Ange Pitou, Band 3
noch war nichts gefangen; aber Pitou zählte gewöhnlich nur auf den Wechsel am Morgen. Da er indessen seinen Kopf ein wenig beschwert fühlte, so beschloß er, nachseiner Wohnung zurückzukehren und am andern Vormittag wieder zu kommen.
Doch diesen Tag, der für ihn so leer an Ereignissen und Intriguen vorübergegangen, hatten die Bewohner des Fleckens damit zugebracht, daß sie nachgedacht, und Kombinationen gemacht.
Um die Mitte dieses Tages, den Pitou im Walde verträumte, hätte man können die Holzhauer sich auf ihre Aexte stützen, die Drescher mit ihren Flegeln in der Luft bleiben, die Tischler den Hobel auf dem glatten Brette anhalten sehen.

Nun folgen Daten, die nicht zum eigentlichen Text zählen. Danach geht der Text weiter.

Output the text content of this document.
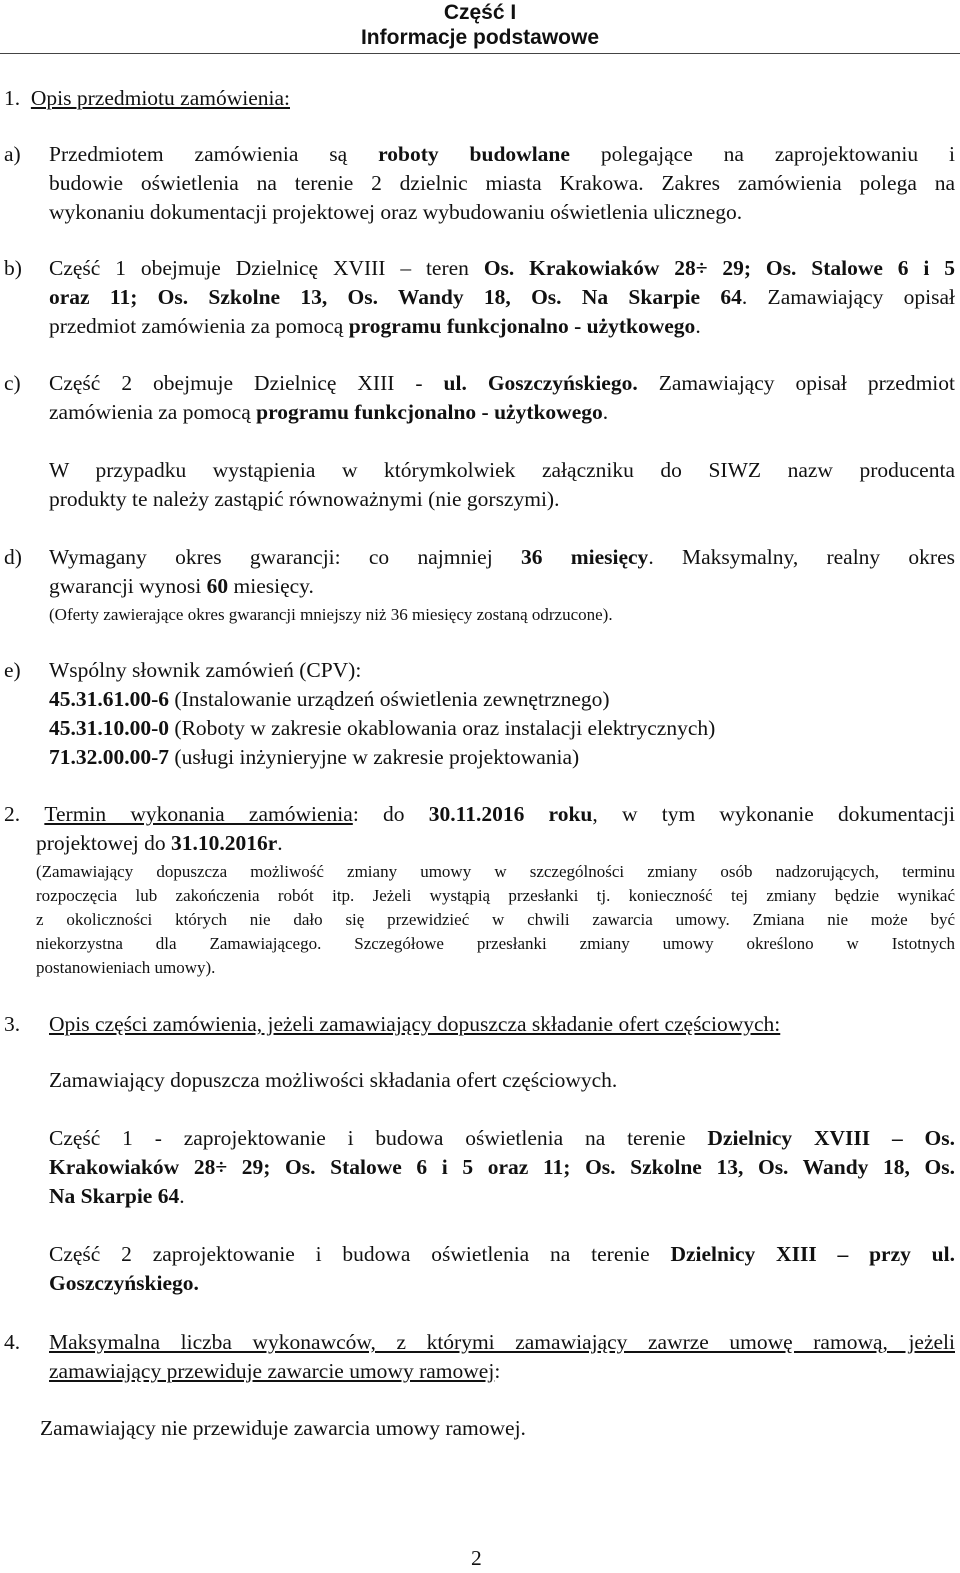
Część I
Informacje podstawowe
1. Opis przedmiotu zamówienia:
a) Przedmiotem zamówienia są roboty budowlane polegające na zaprojektowaniu i
budowie oświetlenia na terenie 2 dzielnic miasta Krakowa. Zakres zamówienia polega na
wykonaniu dokumentacji projektowej oraz wybudowaniu oświetlenia ulicznego.
b) Część 1 obejmuje Dzielnicę XVIII – teren Os. Krakowiaków 28÷ 29; Os. Stalowe 6 i 5
oraz 11; Os. Szkolne 13, Os. Wandy 18, Os. Na Skarpie 64. Zamawiający opisał
przedmiot zamówienia za pomocą programu funkcjonalno - użytkowego.
c) Część 2 obejmuje Dzielnicę XIII - ul. Goszczyńskiego. Zamawiający opisał przedmiot
zamówienia za pomocą programu funkcjonalno - użytkowego.
W przypadku wystąpienia w którymkolwiek załączniku do SIWZ nazw producenta
produkty te należy zastąpić równoważnymi (nie gorszymi).
d) Wymagany okres gwarancji: co najmniej 36 miesięcy. Maksymalny, realny okres
gwarancji wynosi 60 miesięcy.
(Oferty zawierające okres gwarancji mniejszy niż 36 miesięcy zostaną odrzucone).
e) Wspólny słownik zamówień (CPV):
45.31.61.00-6 (Instalowanie urządzeń oświetlenia zewnętrznego)
45.31.10.00-0 (Roboty w zakresie okablowania oraz instalacji elektrycznych)
71.32.00.00-7 (usługi inżynieryjne w zakresie projektowania)
2. Termin wykonania zamówienia: do 30.11.2016 roku, w tym wykonanie dokumentacji
projektowej do 31.10.2016r.
(Zamawiający dopuszcza możliwość zmiany umowy w szczególności zmiany osób nadzorujących, terminu
rozpoczęcia lub zakończenia robót itp. Jeżeli wystąpią przesłanki tj. konieczność tej zmiany będzie wynikać
z okoliczności których nie dało się przewidzieć w chwili zawarcia umowy. Zmiana nie może być
niekorzystna dla Zamawiającego. Szczegółowe przesłanki zmiany umowy określono w Istotnych
postanowieniach umowy).
3. Opis części zamówienia, jeżeli zamawiający dopuszcza składanie ofert częściowych:
Zamawiający dopuszcza możliwości składania ofert częściowych.
Część 1 - zaprojektowanie i budowa oświetlenia na terenie Dzielnicy XVIII – Os.
Krakowiaków 28÷ 29; Os. Stalowe 6 i 5 oraz 11; Os. Szkolne 13, Os. Wandy 18, Os.
Na Skarpie 64.
Część 2 zaprojektowanie i budowa oświetlenia na terenie Dzielnicy XIII – przy ul.
Goszczyńskiego.
4. Maksymalna liczba wykonawców, z którymi zamawiający zawrze umowę ramową, jeżeli
zamawiający przewiduje zawarcie umowy ramowej:
Zamawiający nie przewiduje zawarcia umowy ramowej.
2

An allen diesen verlorenen Augenblicken war Pitou schuld. Pitou hatte die Uneinigkeit in den Geistern, die schon durch die verworrenen Gerüchte aufgeregt waren, vollends angefacht.
Und er, der Urheber dieser Unruhen, erinnerte sich ihrer nicht einmal mehr.
Doch in der Stunde, wo er nach seiner Wohnung zurückkehrte, erblickte er, obgleich es zehn Uhr geschlagen hatte, und zu dieser Stunde in der Regel nicht ein Licht mehr angezündet, nicht ein Auge mehr offen war, in der Umgebung seines Hauses einen ungewöhnlichen Auftritt. Es waren sitzende, stehende und gehende Gruppen.
Die Haltung jeder dieser Gruppen hatte eine ungewöhnliche Bedeutung.
Ohne zu wissen warum, stellte sich Pitou vor, diese Leute sprechen von ihm.
Und als er in die Straße kam, waren alle wie von einem elektrischen Schlage getroffen und zeigten sich ihn einander.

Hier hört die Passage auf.